- Что это с ней?
- В уме повредилась девка? - забеспокоились женщины.
Но Милуша, судя по всему, прекрасно соображала, что делает.
- Пустая! – с облегчением выдохнула она, и, поцеловав крепко спящего сына, бережно вложила его в лисью нору, стараясь засунуть как можно глубже.
Затем широко перекрестила темное отверстие и, разогнувшись, умоляюще крикнула:
- Родимые! Если кто останется жив, запомните это место! Спасите его!
- Что она делает?! – в ужасе вскричала худая женщина.
Но статная остановила ее.
- Не мешай, может, хоть так да спасет сына!
Женщины подхватили рыдающую Милушу под руки, и она, беспрестанно оглядываясь, побрела вместе с ними к совсем уже близкому лесу…
3
Славко встал за дверь и с готовностью выставил перед собой нож.
Бормоча: «Отца – саблями, а потом - копьями… мамку – босиком по снегу…» - Славко ворвался в свою землянку и, не зажигая лучины, наощупь принялся рыться по всем углам.
- Да куда же он запропастился? Милуша что ли его нашла? – только и слышался отовсюду его едва не плачущий от нетерпеливой досады голос.
Убогое Славкино жилище никак не походило на землянку, в которой жила семья кузнеца. Печь, в которой его когда-то спрятала от половцев родная мать, давно пришла в негодность, и он топил здесь по-черному – просто разводя костер на полу, а потом выветривая дым и плотно закрывая дверь. Полы были земляные. Впрочем, лежанка с наброшенной на нее овчиной, стол и скамья – тоже! Из всей посуды были только две-три потресканные глиняные миски, старая кружка, да обгрызанная по краям ложка, которую еще отец сделал из липовой баклуши. Много ли ему одному надо?
С тех пор, как Милуша первый раз зашла к нему за чем-то и увидела в какой грязи и нищете живет он один, без родителей, она, как могла, стала помогать ему. Протапливала землянку, пока его не было. Кормила, за что ее вскоре стали звать его второй матерью. Убиралась тут…
Вот этих ее приборок он сейчас как раз и боялся.
Искал-то ведь он не какую-нибудь детскую забаву – а настоящий охотничий нож. Тот самый – отцовский! Найди его однажды Милуша, конечно, сразу бы отдала мужу, с просьбой сохранить, покуда он вырастет.
Вот Славко и перепрятывал его раз за разом. Каждый раз в новое место. И теперь, как назло, в самый нужный момент никак не мог найти его!..
Неужто Милуша и впрямь нашла?
Да нет!
- Вот он!
Славко достал, наконец, из напольной щели полуразвалившейся глинобитной печи нож. Он ощупал его костяную, сделанную под крепкую мужскую ладонь рукоять, погладил широкое лезвие с желобом для стока крови и, с облегчением, опустился на скамью.
Длинная была эта скамья. Видать, отец с матерью, строя землянку, желали, чтобы много у них было детей.
Да всему помешали половцы.
Вон - на ноже – несколько глубоких зарубин, не иначе следы от тех самых, их сабель…
- Ну, всё, хан Белдуз! – клятвенно прижимая к груди нож, прошептал Славко. – Жив не буду - убью!
Половина дела была сделана. Нож был у него в руках. Теперь оставалось только придумать, как дотянуться им до самого сердца Белдуза. Нож длинный – три раза достать хватит!
«Нет! – вдруг покачал головой, вспоминая крепкие доспехи осторожного хана, Славко. - В грудь его не ударишь. Зато горло… горло у него приоткрыто - вот куда надо метить!»
Славко, тренируясь, машинально дотронулся до себя ножом, и только тут обнаружил, что его шея до сих пор обвязана ханской плеткой, а рукоятка ее болтается где-то на спине!

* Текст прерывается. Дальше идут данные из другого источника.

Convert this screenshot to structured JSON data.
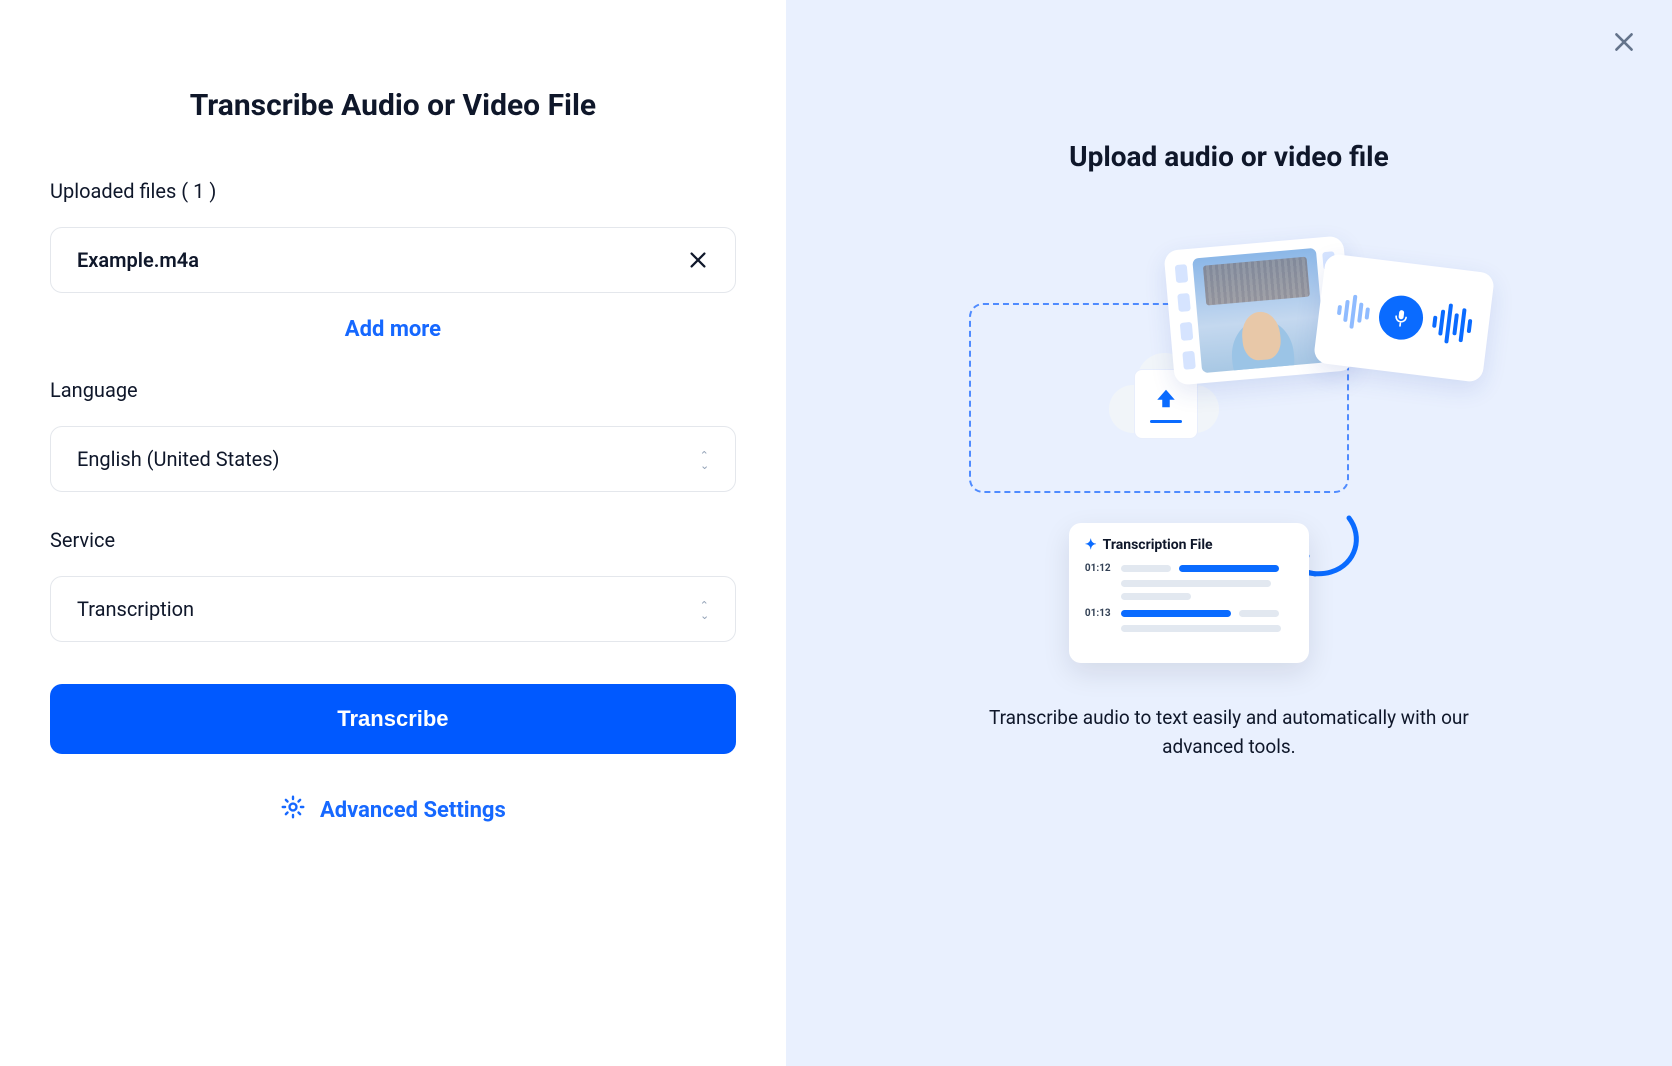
{
  "left": {
    "title": "Transcribe Audio or Video File",
    "uploaded_label": "Uploaded files ( 1 )",
    "file_name": "Example.m4a",
    "add_more": "Add more",
    "language_label": "Language",
    "language_value": "English (United States)",
    "service_label": "Service",
    "service_value": "Transcription",
    "transcribe_btn": "Transcribe",
    "advanced": "Advanced Settings"
  },
  "right": {
    "title": "Upload audio or video file",
    "trans_card_title": "Transcription File",
    "ts1": "01:12",
    "ts2": "01:13",
    "subtitle": "Transcribe audio to text easily and automatically with our advanced tools."
  }
}
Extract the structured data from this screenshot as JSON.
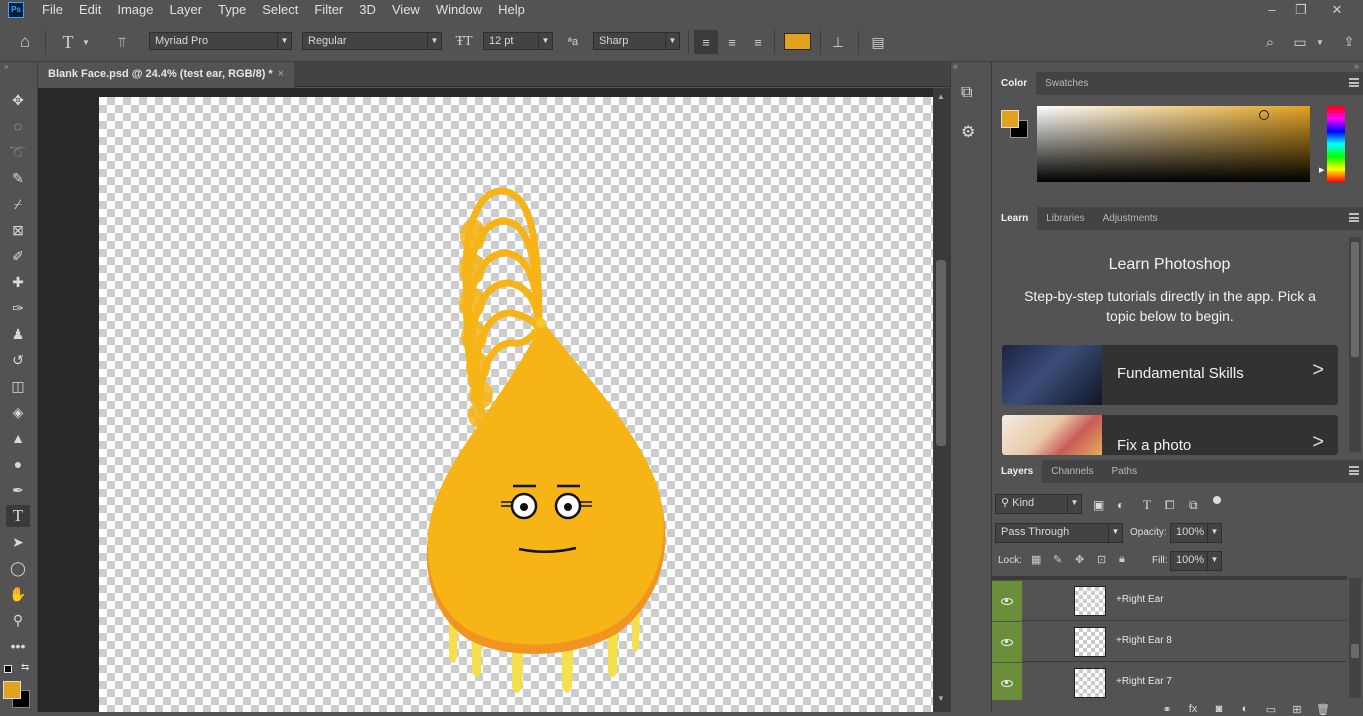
{
  "menubar": {
    "logo": "Ps",
    "items": [
      "File",
      "Edit",
      "Image",
      "Layer",
      "Type",
      "Select",
      "Filter",
      "3D",
      "View",
      "Window",
      "Help"
    ]
  },
  "options": {
    "font_family": "Myriad Pro",
    "font_style": "Regular",
    "font_size": "12 pt",
    "antialias": "Sharp",
    "color": "#e2a220"
  },
  "document": {
    "tab_title": "Blank Face.psd @ 24.4% (test ear, RGB/8) *",
    "close": "×"
  },
  "colors": {
    "accent": "#e2a220",
    "creature": "#f6b416",
    "foreground": "#e2a220",
    "background": "#000000"
  },
  "color_panel": {
    "tabs": [
      "Color",
      "Swatches"
    ]
  },
  "learn_panel": {
    "tabs": [
      "Learn",
      "Libraries",
      "Adjustments"
    ],
    "title": "Learn Photoshop",
    "description": "Step-by-step tutorials directly in the app. Pick a topic below to begin.",
    "cards": [
      {
        "title": "Fundamental Skills",
        "arrow": ">"
      },
      {
        "title": "Fix a photo",
        "arrow": ">"
      }
    ]
  },
  "layers_panel": {
    "tabs": [
      "Layers",
      "Channels",
      "Paths"
    ],
    "filter_kind": "Kind",
    "blend_mode": "Pass Through",
    "opacity_label": "Opacity:",
    "opacity": "100%",
    "lock_label": "Lock:",
    "fill_label": "Fill:",
    "fill": "100%",
    "layers": [
      {
        "name": "+Right Ear"
      },
      {
        "name": "+Right Ear 8"
      },
      {
        "name": "+Right Ear 7"
      }
    ]
  }
}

Примечающий все на свете дед Завид, наверное, не успел разглядеть ее в темноте и спешке, а самому ему просто было не до этого!
Славко оглядел костяную, сделанную искусным мастером в виде змеи рукоять, длинную полоску сыромятной кожи. Хотел бросить на пол плеть ненавистного хана, да еще и плюнуть на нее. Но, поразмыслив, передумал и обвязал ею полушубок вместо потерянного вместе с налимом пояса. Какой никакой, а трофей. У степняков, как он слышал, потерять плетку – это пусть не такой большой, как потерять саблю или коня – но все же позор!
Так как же убить ему хана?
А вот как! Когда он въедет с отрядом в весь, неожиданно выскочить из землянки, броситься на него и воткнуть ему нож в горло: вот так! так! так!
Славко несколько раз яростно ударил ножом в печь и обессиленно опустил руку.